A classically trained cellist, Peck was born in Santa Fe. When he was eight, his family moved to the Denver area, then onward to Cleveland when he was a teen. He earned his first college degree in classical cello at Cleveland State University. Soon, however, an interest in fashion took precedence over his love of music and Peck pushed off to Paris. There he studied fashion design at Ecole Parsons à Paris. He also met his wife, Michelle Phillips, there and was exposed to a world outside his conservative upbringing, discovering for the first time many different viewpoints that would help shape his beliefs as an adult.

“I was accepting, but I still hadn’t formed my opinion,” Peck said. “It’s the first place I felt comfortable being a creative person and with my personality…France is really what changed me the most.“

He honed his skills in Paris working as a costume designer and for such legendary fashion houses as Paco Rabbane. In 2008, Peck returned to the U.S, to live in New York. He co-founded and was co-designer of Untitled 11:11, a brand of women’s clothing focusing on sustainable design practices, a philosophy to which he stays true in his current collections.

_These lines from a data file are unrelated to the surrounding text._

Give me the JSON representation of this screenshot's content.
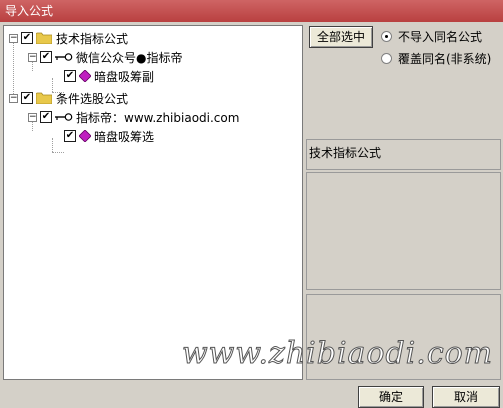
{
  "window": {
    "title": "导入公式"
  },
  "tree": {
    "groups": [
      {
        "label": "技术指标公式",
        "checked": true,
        "items": [
          {
            "label": "微信公众号●指标帝",
            "checked": true,
            "children": [
              {
                "label": "暗盘吸筹副",
                "checked": true
              }
            ]
          }
        ]
      },
      {
        "label": "条件选股公式",
        "checked": true,
        "items": [
          {
            "label": "指标帝：www.zhibiaodi.com",
            "checked": true,
            "children": [
              {
                "label": "暗盘吸筹选",
                "checked": true
              }
            ]
          }
        ]
      }
    ]
  },
  "options": {
    "select_all_label": "全部选中",
    "radio_no_import": "不导入同名公式",
    "radio_overwrite": "覆盖同名(非系统)",
    "selected": "no_import"
  },
  "info": {
    "category_text": "技术指标公式"
  },
  "footer": {
    "ok_label": "确定",
    "cancel_label": "取消"
  },
  "watermark": "www.zhibiaodi.com",
  "colors": {
    "titlebar": "#c0504d",
    "gem": "#c020c0",
    "folder": "#e8c84a"
  }
}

“We try to do everything as socially responsibly as we can. All of our cotton is organic and fair trade, local manufacturing. By keeping it local, that’s where we can make the most impact, save costs and create jobs.”

Peck credits his “conservative” parents with instilling in him a sense of responsibility and a concern for the environment. He said his family conserved, recycled and fostered a loving and accepting atmosphere.

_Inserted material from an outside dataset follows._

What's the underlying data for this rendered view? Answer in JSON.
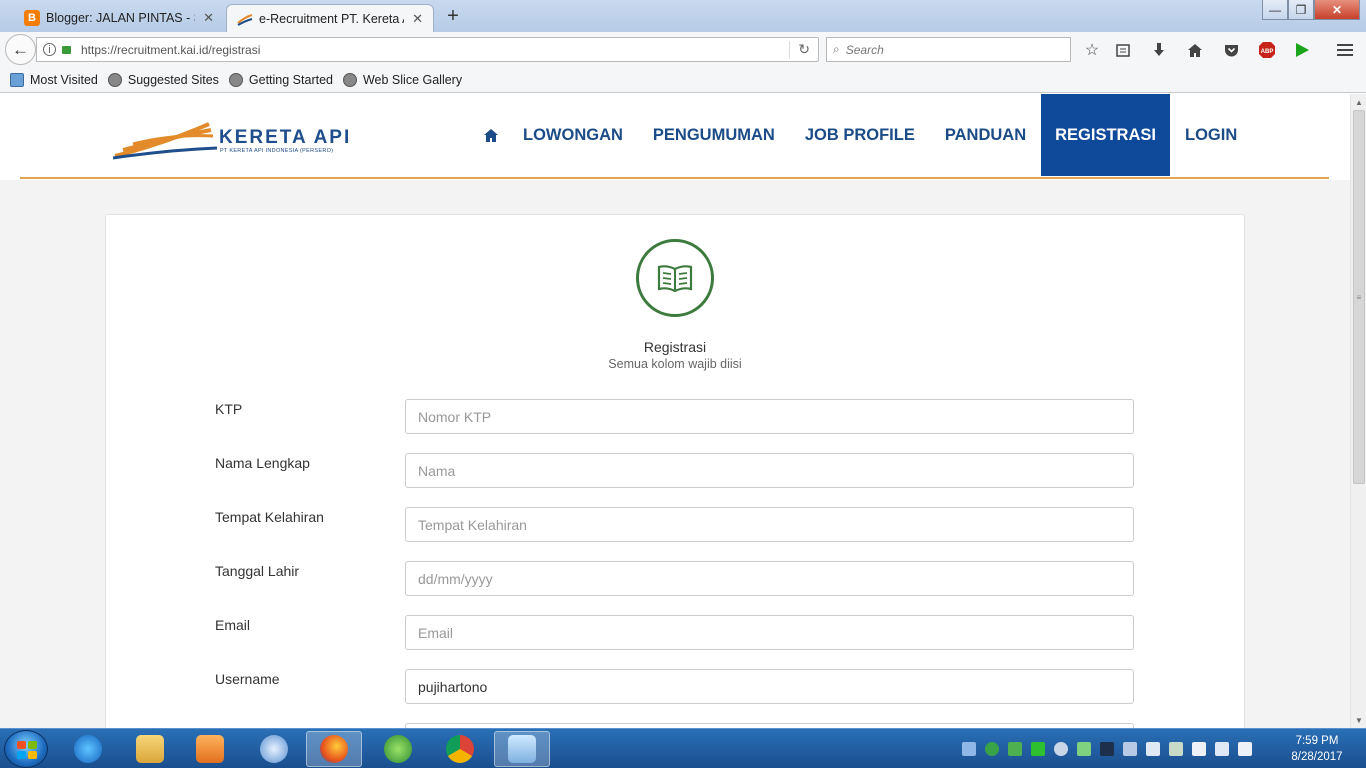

“It wasn’t this hippie mother thing, it was just a quiet understanding,” he said. “They are open-minded and progressive, but they would never describe themselves that way.”

Two years ago, Peck and his wife relocated to Houston to be close to his mother-in-law, who had been diagnosed with cancer. While Houston isn’t the first place people think about when it comes to fashion design hubs, Peck has been more than pleasantly surprised with the city and its fashion prowess.

“Houston is a good fashion city,” he said. “People buy fashion. There is so much excitement here…Houston has always been supportive of the fine arts community. New York is fun, but creating a real business there is hard. It’s so expensive.”

Peck is excited about the upcoming Fashion Houston presented by Audi, for which he is preparing. The Nov. 12–15 event puts his work alongside other fashion heavy hitters, such as the aforementioned Dao and Max & Lubov Azria. He said he appreciates the “supportive and welcoming” vibe of the fashion and business community in Houston and works to create that sort of environment in his own business.

Promoting that sort of atmosphere, as well as providing quiet understanding and acceptance, especially to the gay and lesbian community members with whom Peck works side-by-side, was instilled at an early age by his parents. It remains at the core of his life and work.

So, while he doesn’t consider himself an activist when it comes to the causes important to him, such as equality, fair trade and labor practices and the environment, Peck does make them a priority in his day-to-day personal and business dealings.

“What I feel is most impactful is being good at what you do and being strong in your beliefs,” he said. “I try to practice what I preach. I feel a lot of people I’m surrounded by aren’t activists, but they live what they believe.”